A new report on the funding of university spinouts reveals that 2017 has been a record year for investment, with more than £1 billion raised so far.
The report, from law firm Penningtons Manches, analyses equity investment and public grants awarded to academic spinouts between 1 January 2011 – 1 November 2017, with a focus on the investment trends of 2016. It finds that companies spinning out of universities located in the ‘Golden Triangle’ of Oxford, Cambridge and London are the most successful in raising capital: spinouts from Oxford University received the most equity investment in 2016, followed by Cambridge University and Imperial College London. Cambridge however is catching up, with the data indicating it will overtake Oxford by the end of this year.
A further key finding shows that the majority of capital is being raised at the seed and venture stages of a spinout’s lifespan, and that seed-stage spinouts are worth 47% more than the average non-spinout. Growth capital however is harder to achieve: only 42% of spinouts received investment at this stage compared to 55% of non-spinouts. While this is a positive sign for the many innovative spinouts in the UK that are just starting out, it raises questions about the availability of funding as those companies develop.

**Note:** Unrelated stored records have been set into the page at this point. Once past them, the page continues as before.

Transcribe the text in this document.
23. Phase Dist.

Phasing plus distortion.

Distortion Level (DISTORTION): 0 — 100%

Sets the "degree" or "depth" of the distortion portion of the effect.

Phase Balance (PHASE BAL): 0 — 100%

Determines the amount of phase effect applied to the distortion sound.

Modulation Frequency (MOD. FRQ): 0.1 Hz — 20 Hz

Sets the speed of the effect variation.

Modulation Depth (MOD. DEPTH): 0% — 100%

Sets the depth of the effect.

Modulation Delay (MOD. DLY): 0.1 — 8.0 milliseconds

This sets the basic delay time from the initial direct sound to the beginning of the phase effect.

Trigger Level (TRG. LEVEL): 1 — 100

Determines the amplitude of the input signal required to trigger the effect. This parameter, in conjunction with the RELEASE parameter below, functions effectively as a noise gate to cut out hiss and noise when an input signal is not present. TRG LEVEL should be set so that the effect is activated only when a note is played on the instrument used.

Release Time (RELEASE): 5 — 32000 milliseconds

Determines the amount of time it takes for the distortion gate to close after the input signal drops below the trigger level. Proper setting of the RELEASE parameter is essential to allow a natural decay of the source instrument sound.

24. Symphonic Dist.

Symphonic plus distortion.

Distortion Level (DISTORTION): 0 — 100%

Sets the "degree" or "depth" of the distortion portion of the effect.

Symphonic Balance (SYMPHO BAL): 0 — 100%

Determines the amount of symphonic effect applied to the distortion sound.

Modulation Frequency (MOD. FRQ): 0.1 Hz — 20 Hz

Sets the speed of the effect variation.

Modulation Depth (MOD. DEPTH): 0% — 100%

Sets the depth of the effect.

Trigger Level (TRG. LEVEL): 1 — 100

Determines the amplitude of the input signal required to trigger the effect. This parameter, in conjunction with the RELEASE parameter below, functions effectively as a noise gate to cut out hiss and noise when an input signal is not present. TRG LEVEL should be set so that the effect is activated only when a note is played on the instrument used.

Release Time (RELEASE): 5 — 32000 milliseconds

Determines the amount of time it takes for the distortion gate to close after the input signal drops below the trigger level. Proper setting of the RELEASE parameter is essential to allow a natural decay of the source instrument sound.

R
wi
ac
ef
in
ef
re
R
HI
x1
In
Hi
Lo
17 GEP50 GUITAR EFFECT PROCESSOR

Only 10% of 2016 investment went to spinouts with at least one female founder, and the data shows that 2017 will almost certainly represent a year-on-year decline on this figure. When taking into account the fact that overall investment into spinouts has climbed to new heights in the last 12 months, it is clear that 2017 has certainly not been a good year for the funding of spinouts with women founders.
Life sciences companies achieved the most deals in 2016, with the sub sectors of research tools/reagents, pharmaceuticals and clinical diagnostics all appearing in the top five when ranked by number of deals completed. Other sectors that performed well include software and software-as-a-service.

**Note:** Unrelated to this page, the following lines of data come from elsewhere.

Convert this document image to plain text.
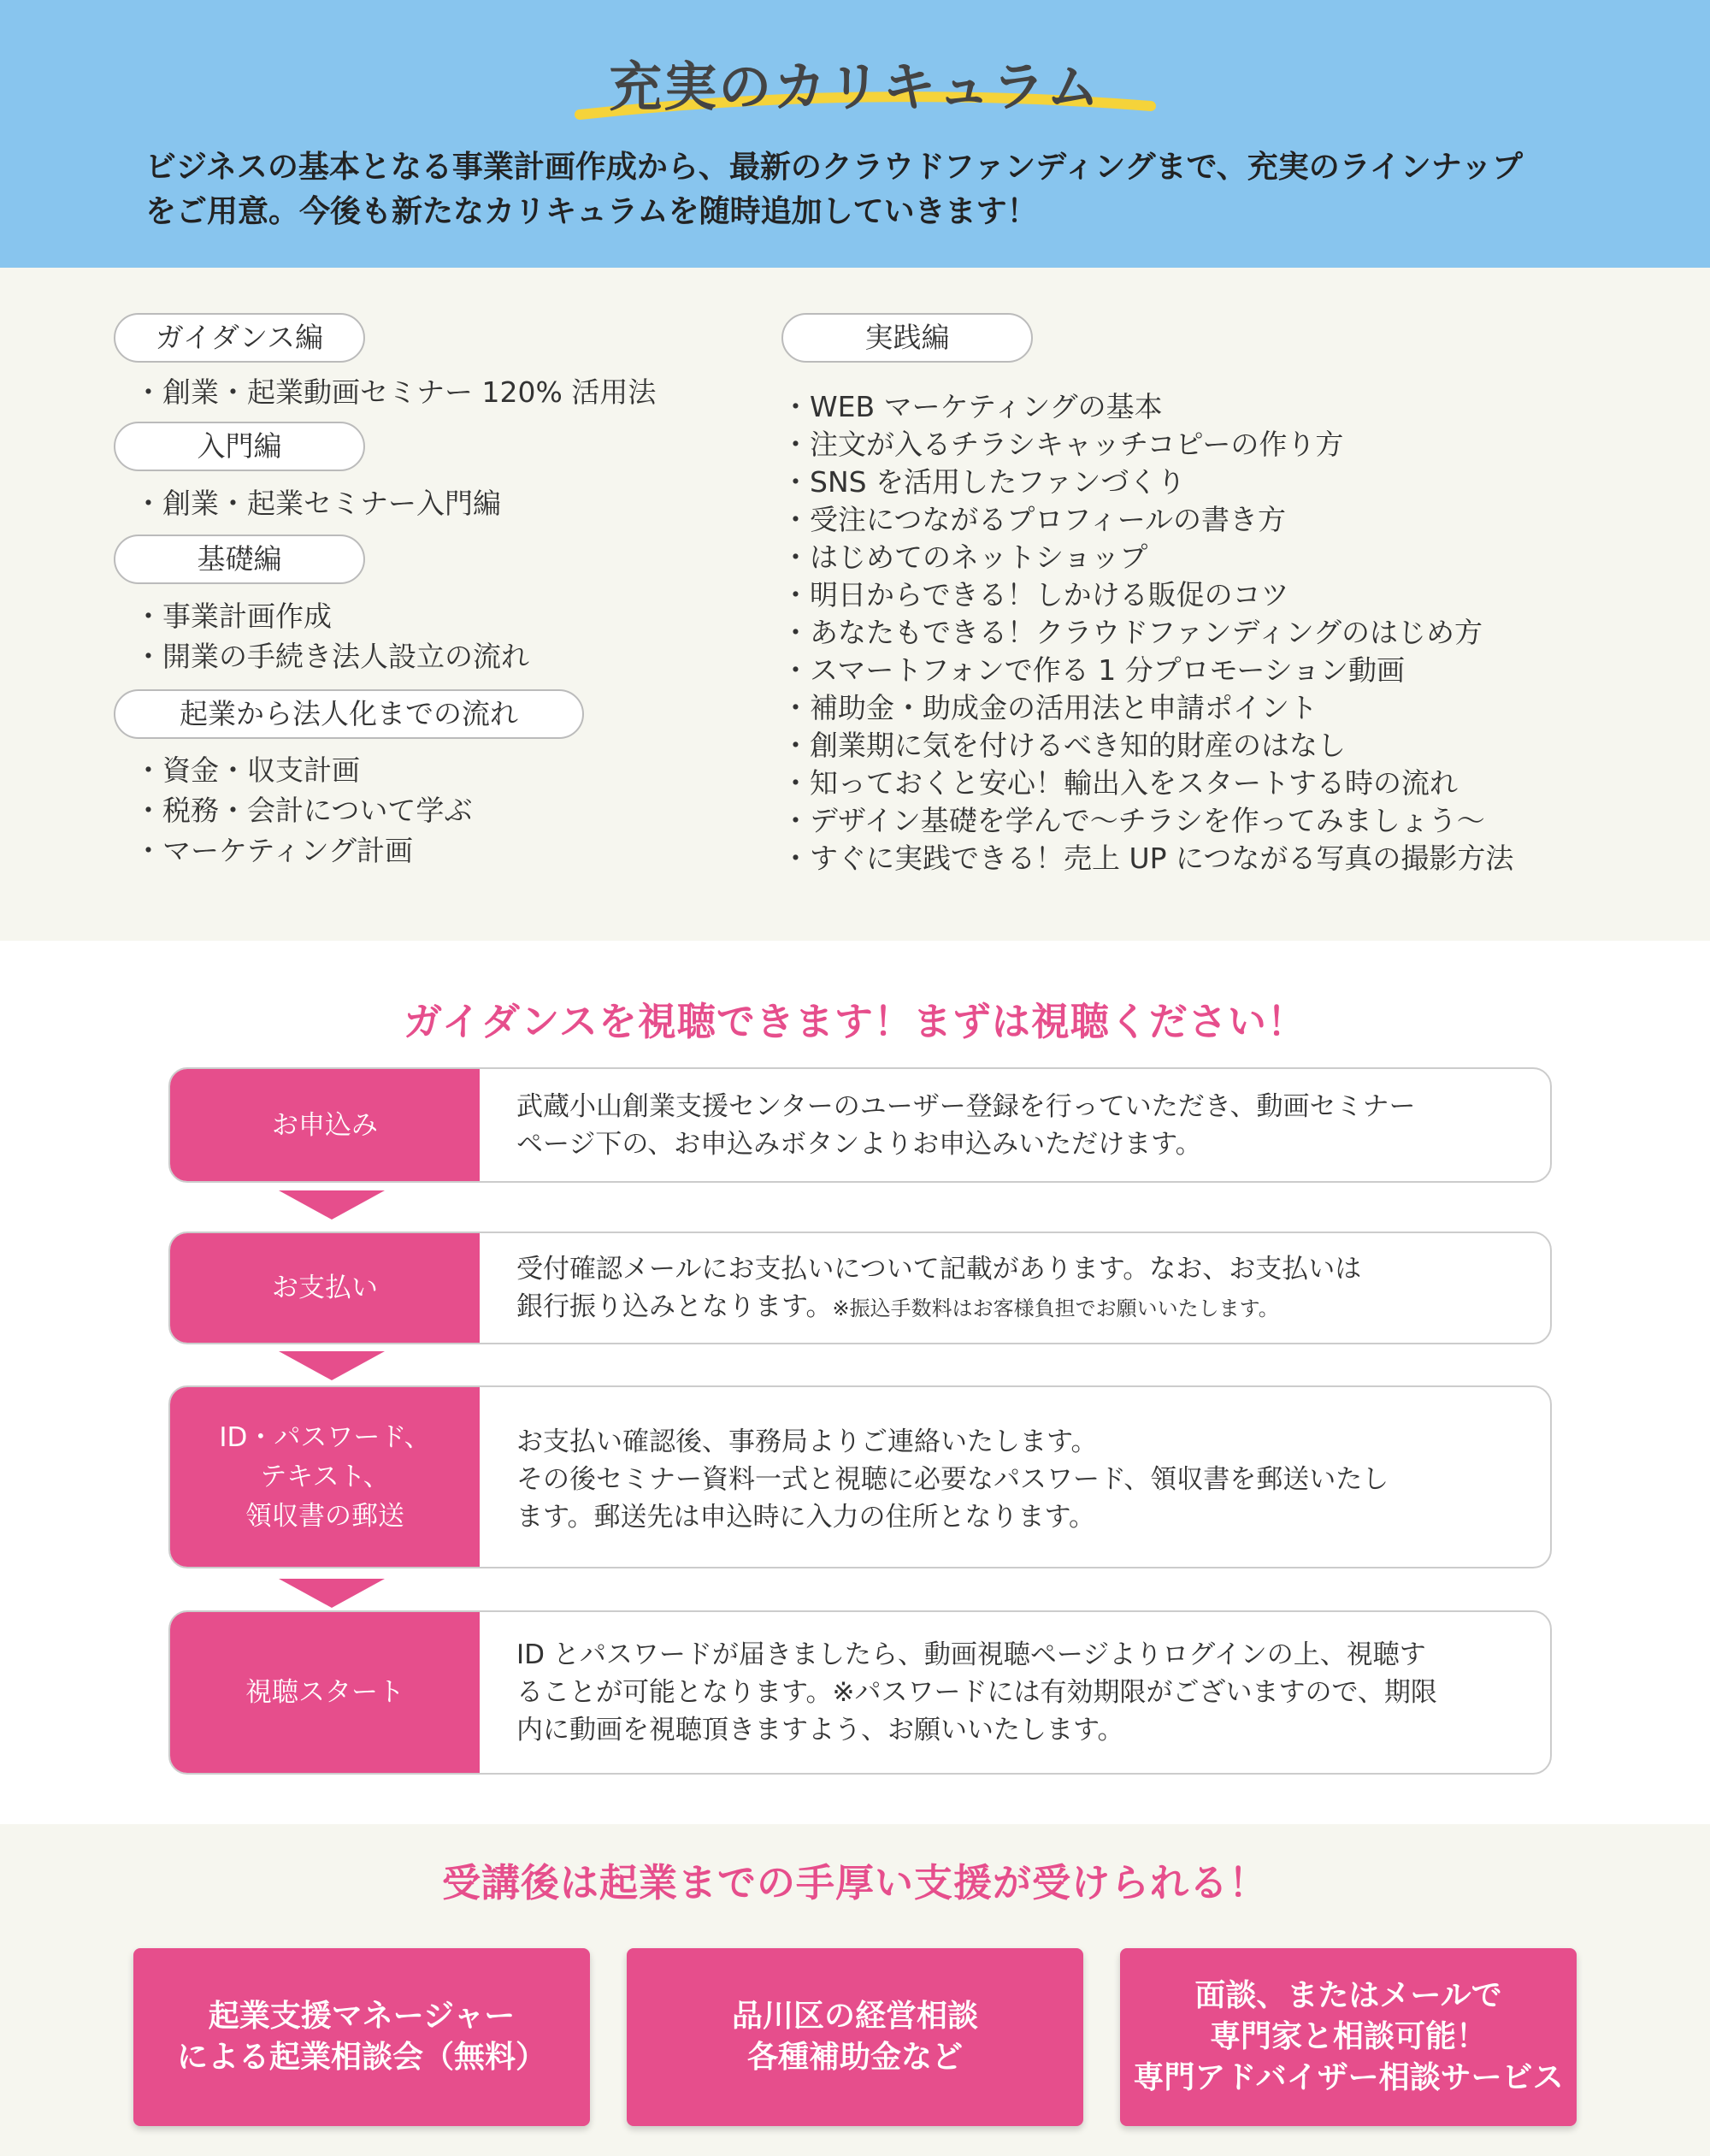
充実のカリキュラム
ビジネスの基本となる事業計画作成から、最新のクラウドファンディングまで、充実のラインナップ
をご用意。今後も新たなカリキュラムを随時追加していきます！
ガイダンス編
・創業・起業動画セミナー 120% 活用法
入門編
・創業・起業セミナー入門編
基礎編
・事業計画作成
・開業の手続き法人設立の流れ
起業から法人化までの流れ
・資金・収支計画
・税務・会計について学ぶ
・マーケティング計画
実践編
・WEB マーケティングの基本
・注文が入るチラシキャッチコピーの作り方
・SNS を活用したファンづくり
・受注につながるプロフィールの書き方
・はじめてのネットショップ
・明日からできる！しかける販促のコツ
・あなたもできる！クラウドファンディングのはじめ方
・スマートフォンで作る 1 分プロモーション動画
・補助金・助成金の活用法と申請ポイント
・創業期に気を付けるべき知的財産のはなし
・知っておくと安心！輸出入をスタートする時の流れ
・デザイン基礎を学んで〜チラシを作ってみましょう〜
・すぐに実践できる！売上 UP につながる写真の撮影方法
ガイダンスを視聴できます！まずは視聴ください！
お申込み
武蔵小山創業支援センターのユーザー登録を行っていただき、動画セミナー
ページ下の、お申込みボタンよりお申込みいただけます。
お支払い
受付確認メールにお支払いについて記載があります。なお、お支払いは
銀行振り込みとなります。※振込手数料はお客様負担でお願いいたします。
ID・パスワード、
テキスト、
領収書の郵送
お支払い確認後、事務局よりご連絡いたします。
その後セミナー資料一式と視聴に必要なパスワード、領収書を郵送いたし
ます。郵送先は申込時に入力の住所となります。
視聴スタート
ID とパスワードが届きましたら、動画視聴ページよりログインの上、視聴す
ることが可能となります。※パスワードには有効期限がございますので、期限
内に動画を視聴頂きますよう、お願いいたします。
受講後は起業までの手厚い支援が受けられる！
起業支援マネージャー
による起業相談会（無料）
品川区の経営相談
各種補助金など
面談、またはメールで
専門家と相談可能！
専門アドバイザー相談サービス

Foreign investment contributed to 37% of investment by value in 2016 but only 15% of deals. US-headquartered funds were the most significant source of capital outside the UK, being involved in deals worth 33% of the total invested in spinouts in 2016.

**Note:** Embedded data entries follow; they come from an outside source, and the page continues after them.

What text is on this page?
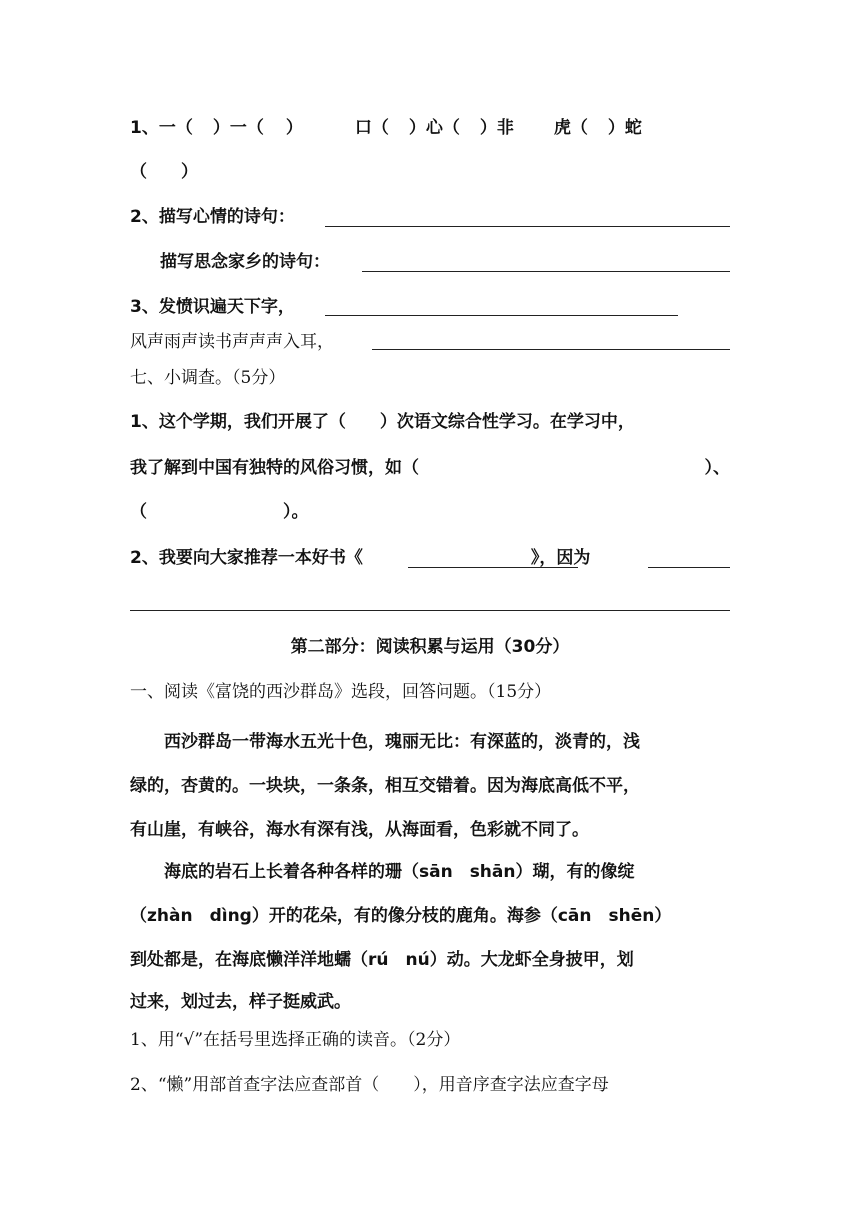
1、一（ ）一（ ）	口（ ）心（ ）非 虎（ ）蛇
（　　）
2、描写心情的诗句：
描写思念家乡的诗句：
3、发愤识遍天下字，
风声雨声读书声声声入耳，
七、小调查。（5分）
1、这个学期，我们开展了（　　）次语文综合性学习。在学习中，
我了解到中国有独特的风俗习惯，如（	）、
（　　　　　　　　）。
2、我要向大家推荐一本好书《	》，因为
第二部分：阅读积累与运用（30分）
一、阅读《富饶的西沙群岛》选段，回答问题。（15分）
　　西沙群岛一带海水五光十色，瑰丽无比：有深蓝的，淡青的，浅
绿的，杏黄的。一块块，一条条，相互交错着。因为海底高低不平，
有山崖，有峡谷，海水有深有浅，从海面看，色彩就不同了。
　　海底的岩石上长着各种各样的珊（sān　shān）瑚，有的像绽
（zhàn　dìng）开的花朵，有的像分枝的鹿角。海参（cān　shēn）
到处都是，在海底懒洋洋地蠕（rú　nú）动。大龙虾全身披甲，划
过来，划过去，样子挺威武。
1、用“√”在括号里选择正确的读音。（2分）
2、“懒”用部首查字法应查部首（　　），用音序查字法应查字母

Rob Hayes, a corporate partner at Penningtons Manches who undertakes a wide variety of work in the technology sector, said: “Following the release of a number of reports and reviews in recent months, not least the Patient Capital Review, the Life Sciences Industrial Strategy and the government Industrial Strategy it is clear that the technologies emerging from our academic institutions are key to the future economic health of the UK. We have worked with many spinouts from a number of institutions on funding, licensing and other matters and felt it was both timely and important to investigate the trends affecting the sector.”
The report was produced by Beauhurst, a data provider that specialises in providing insight on the UK’s startups and high-growth companies. Its customers include some of the UK’s leading organisations in professional services, investment, higher education and government.
Henry Whorwood, head of consultancy at Beauhurst, commented: “The funding market for spinouts is extremely buoyant at the moment. With more funds with a focus on knowledge intensive business coming online, further EIS incentives in the Budget, as well as support in the Industrial Strategy, we expect investment levels to continue to rise.”